Based in Montreal, the collective was founded in 2005 by former Olympic hopeful Alexandre Hamel, who hails from “a perfect little suburb” in Québec. Hamel was a child figure skating champion, who went on to competition circuits, ultimately being hired by Disney for ice shows. In the post-performance discussion, Hamel describes his relationship with ice-skating as a “trauma”—something many a bunhead burnout might empathise with—and it is these experiences that inform “Influences,” the first half of the bill.
The other members of the group, Pascale Jodoin, Samory Ba, and Taylor Dilley, share similar backgrounds—prodigiously talented skaters turned off by the limitations of traditional competitive skating.
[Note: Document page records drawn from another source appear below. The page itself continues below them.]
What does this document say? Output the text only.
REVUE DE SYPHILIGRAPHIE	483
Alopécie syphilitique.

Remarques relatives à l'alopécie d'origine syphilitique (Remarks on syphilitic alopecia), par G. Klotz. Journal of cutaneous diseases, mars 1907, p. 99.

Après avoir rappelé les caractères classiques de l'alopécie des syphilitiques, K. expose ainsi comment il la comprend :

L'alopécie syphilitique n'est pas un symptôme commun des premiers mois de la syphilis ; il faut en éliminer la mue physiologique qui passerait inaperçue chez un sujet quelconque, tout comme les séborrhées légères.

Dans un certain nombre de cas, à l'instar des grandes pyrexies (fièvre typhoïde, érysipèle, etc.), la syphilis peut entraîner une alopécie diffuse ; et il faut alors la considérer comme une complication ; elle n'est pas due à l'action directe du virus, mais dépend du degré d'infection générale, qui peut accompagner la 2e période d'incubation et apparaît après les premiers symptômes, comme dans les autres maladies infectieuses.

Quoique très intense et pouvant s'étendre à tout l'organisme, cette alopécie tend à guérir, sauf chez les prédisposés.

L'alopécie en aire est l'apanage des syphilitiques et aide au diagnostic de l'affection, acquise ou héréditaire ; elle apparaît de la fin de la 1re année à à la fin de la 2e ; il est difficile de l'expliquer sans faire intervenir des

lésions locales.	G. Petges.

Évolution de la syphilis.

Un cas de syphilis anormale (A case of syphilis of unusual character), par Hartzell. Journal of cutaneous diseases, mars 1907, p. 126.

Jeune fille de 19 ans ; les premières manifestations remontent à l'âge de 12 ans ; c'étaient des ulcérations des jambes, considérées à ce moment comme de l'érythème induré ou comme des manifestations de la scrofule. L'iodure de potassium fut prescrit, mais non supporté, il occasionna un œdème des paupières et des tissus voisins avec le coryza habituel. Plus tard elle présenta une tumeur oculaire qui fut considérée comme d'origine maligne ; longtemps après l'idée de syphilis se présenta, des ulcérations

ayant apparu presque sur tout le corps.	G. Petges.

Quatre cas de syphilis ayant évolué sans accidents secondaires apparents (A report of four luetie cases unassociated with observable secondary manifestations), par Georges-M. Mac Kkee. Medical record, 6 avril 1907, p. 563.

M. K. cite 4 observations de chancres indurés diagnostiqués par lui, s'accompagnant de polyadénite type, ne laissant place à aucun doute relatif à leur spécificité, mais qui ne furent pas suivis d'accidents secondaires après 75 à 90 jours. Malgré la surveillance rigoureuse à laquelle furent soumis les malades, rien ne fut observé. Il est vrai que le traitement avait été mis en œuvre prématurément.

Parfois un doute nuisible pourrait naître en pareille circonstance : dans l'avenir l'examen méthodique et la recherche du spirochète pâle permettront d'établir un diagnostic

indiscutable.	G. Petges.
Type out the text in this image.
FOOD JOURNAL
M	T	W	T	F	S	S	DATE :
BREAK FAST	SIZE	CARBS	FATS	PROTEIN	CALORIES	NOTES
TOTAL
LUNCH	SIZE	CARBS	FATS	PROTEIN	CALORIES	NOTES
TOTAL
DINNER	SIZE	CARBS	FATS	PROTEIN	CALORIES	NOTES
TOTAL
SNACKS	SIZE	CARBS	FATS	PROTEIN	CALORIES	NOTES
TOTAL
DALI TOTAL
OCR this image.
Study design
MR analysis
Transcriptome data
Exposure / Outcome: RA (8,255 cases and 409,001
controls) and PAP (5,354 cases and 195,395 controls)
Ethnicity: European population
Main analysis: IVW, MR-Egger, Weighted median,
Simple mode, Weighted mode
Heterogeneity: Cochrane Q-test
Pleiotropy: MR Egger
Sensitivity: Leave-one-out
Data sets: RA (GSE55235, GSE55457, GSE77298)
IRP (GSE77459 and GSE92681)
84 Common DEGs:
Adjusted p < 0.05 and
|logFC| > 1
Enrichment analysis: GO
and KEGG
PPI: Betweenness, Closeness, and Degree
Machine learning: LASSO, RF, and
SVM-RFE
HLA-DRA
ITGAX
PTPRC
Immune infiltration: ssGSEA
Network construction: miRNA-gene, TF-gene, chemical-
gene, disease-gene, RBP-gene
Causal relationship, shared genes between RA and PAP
They describe themselves as free spirits, and connected to one another via the underground skate scene, with ice-rinks being turned into speakeasies where the ice was set on fire. DJ-ing at the “secret ice burning parties” was the only non-skater of the group, Jasmin Boivin, a classical cellist who composes and creates the score for the performance. Not content to sit on the sidelines, he learned to skate while watching the others, and now dons hockey skates and joins le Patin Libre on the ice.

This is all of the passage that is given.